Which leads me to believe that, in addition to simply being fun, the point of this exercise is to show just how stupid the every-team-has-to-have-an-All-Star rule truly is.



No love for Ryan Zimmerman? Also, couldn't we include members the Expos since their technically the same organization?
You're taunting me, right CC? I mean, I have been railing against this rule since they made this exhibition count.
Either make the game COUNT and pick the best 32 (or 33, whatever) players, regardless of team...OR leave it an exhibition and I won't complain about the mandatory representation rule/fan vote ever again. I promise!
Just don't have a selection process that is fit for an exhibition for a game that has meaning!!!!!!!!
ArRRFGgggRGHHHH!!h
(my eye is twitching!)
This reminds me of the time you put two 2003 Cubs post in two days on your blog....I could have swore you were trying to push me over the edge.
Ryan Braun's current half-season being the NL-version-of-the-Brewers' representative and (presumably, to them) supplanting Roberto Clemente sure got the commenters all in a tizzy.
Chad Cordero wasn't even the best reliever in his division in 2005, much less the NL. Classic case of "let's just pick the guy with most saves and call him an ace reliever" (see Thigpen, Bobby)
I don't care how stupid it is. If you'll look just a little past your nose, you will see that the All Star game is for the fans and every Fan Base that pays to see their team play has a right to cheer for their player even if he is batting 187 with 2 home runs and 6 RBI's
If you want to complain about something, complain about large market versus small market. Mornaeau of the Twins beats t exiera in every department and should be starting.
Don: first, try checking some spelling. It enhances credibility.
Second, fan voting (including mandatory representation) has flaws. One of which is that large market teams have an inherent advantage over small markets. You can't have one without the other.
I understand that the game is about the fans. But MLB made it less about the fans when they made it count.

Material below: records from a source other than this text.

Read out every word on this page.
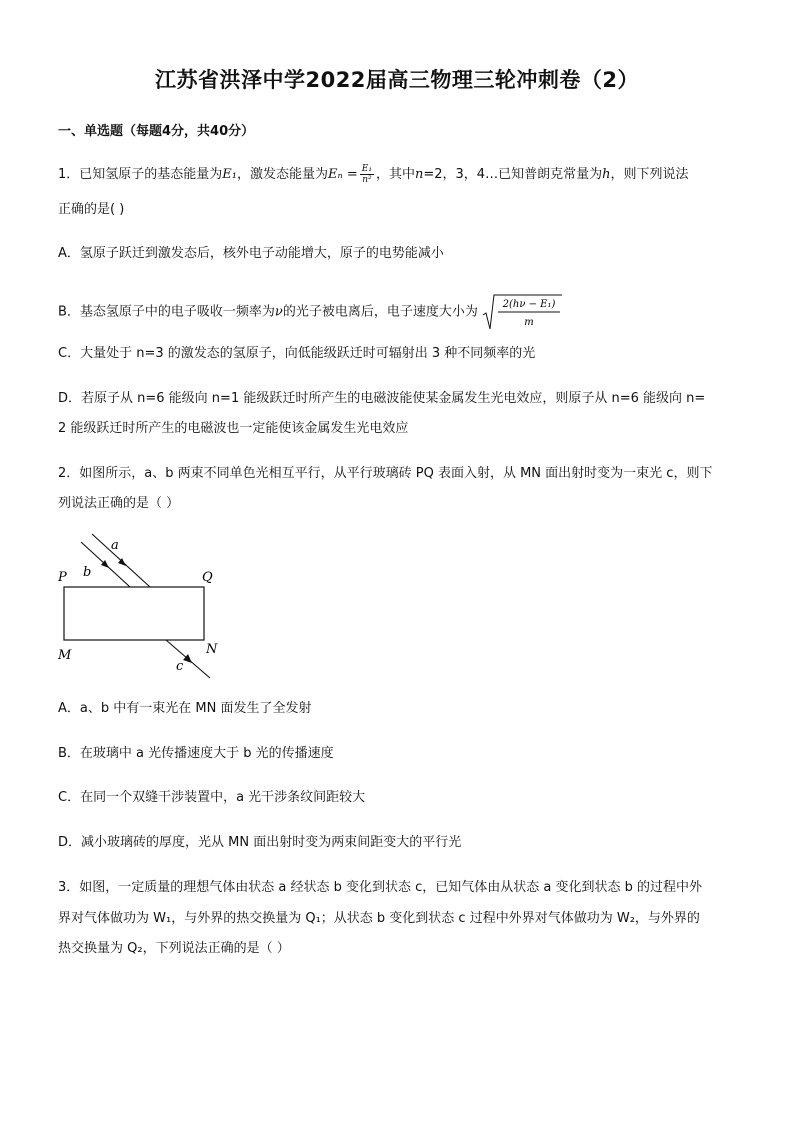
江苏省洪泽中学2022届高三物理三轮冲刺卷（2）
一、单选题（每题4分，共40分）
1．已知氢原子的基态能量为E₁，激发态能量为$E_n = \frac{\text{E₁}}{\text{n²}}$ ，其中n=2，3，4…已知普朗克常量为h，则下列说法
正确的是( )
A．氢原子跃迁到激发态后，核外电子动能增大，原子的电势能减小
B．基态氢原子中的电子吸收一频率为ν的光子被电离后，电子速度大小为 2(hν − E₁)
m
C．大量处于 n=3 的激发态的氢原子，向低能级跃迁时可辐射出 3 种不同频率的光
D．若原子从 n=6 能级向 n=1 能级跃迁时所产生的电磁波能使某金属发生光电效应，则原子从 n=6 能级向 n=
2 能级跃迁时所产生的电磁波也一定能使该金属发生光电效应
2．如图所示，a、b 两束不同单色光相互平行，从平行玻璃砖 PQ 表面入射，从 MN 面出射时变为一束光 c，则下
列说法正确的是（ ）
a
b
P	Q
M	N
c
A．a、b 中有一束光在 MN 面发生了全发射
B．在玻璃中 a 光传播速度大于 b 光的传播速度
C．在同一个双缝干涉装置中，a 光干涉条纹间距较大
D．减小玻璃砖的厚度，光从 MN 面出射时变为两束间距变大的平行光
3．如图，一定质量的理想气体由状态 a 经状态 b 变化到状态 c，已知气体由从状态 a 变化到状态 b 的过程中外
界对气体做功为 W₁，与外界的热交换量为 Q₁；从状态 b 变化到状态 c 过程中外界对气体做功为 W₂，与外界的
热交换量为 Q₂，下列说法正确的是（ ）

So pick one or the other, Buddy Boy.
I fail to see how people get so up-in-arms about this All-Star Game "counting." You do realize that the outcome of the game affects just ONE game and whether or not it's played in the WS representatives home or away park. 93% of all major league baseball teams don't make the World Series, so very likely this has no effect on your fan experience. It's a really trivial matter. So why do people go around every year saying how the All-Star Game is "a joke" and not even worth watching. The ASG, like MLB in general, has always been about entertainment, so why do people get so pissy about it?
But it's not stupid; it's a reasonable, and I would say wise, trade-off. In exchange for the loss of the aesthetic of having "the best team possible" (as if anyone could agree on THAT), you involve the fan base of all the teams, make the game inclusive, avoid the specter of an All-Star team consisting of 11 Yankees, 9 Red Sox, and change, and duck the insult of telling multiple fan bases that they have no players worthy of calling "stars." Most years, the lone representatives are legitimate stand-outs, and sometimes the rule prompts the naming of an all-time great who is a welcome presence. Obviously the mandatory team rep is stupid for Neyer's team, because nobody is watching Neyer's team play, no TV ratings of Neyer's team matter, and nobody cares who's on it. But I remember rooting hard for the lonely single All-Star of my team when it was a beneficiary of the rule, and being thrilled when he had an impact on the game. It simply doesn't pay to lose that.
Ahh MLB doesn't even know what they want to do with the All-Star game. Entertainment or serious game? They want to please everyone so they try to make it both, which instead makes it neither, it's sad.
The league differences are stupid, in the first place, and having this game decide home rights makes it even worse, then you tack on these stupid selection rules, but then still tell us its fan picks?! We can only pick from the people THEY choose for us to pick, it's like a bad card trick on that How They Do It magic show, only without the scantily clad women.
Actually that's the solution right there, add more scantily clad women and those other problems will seem pretty minor by comparison.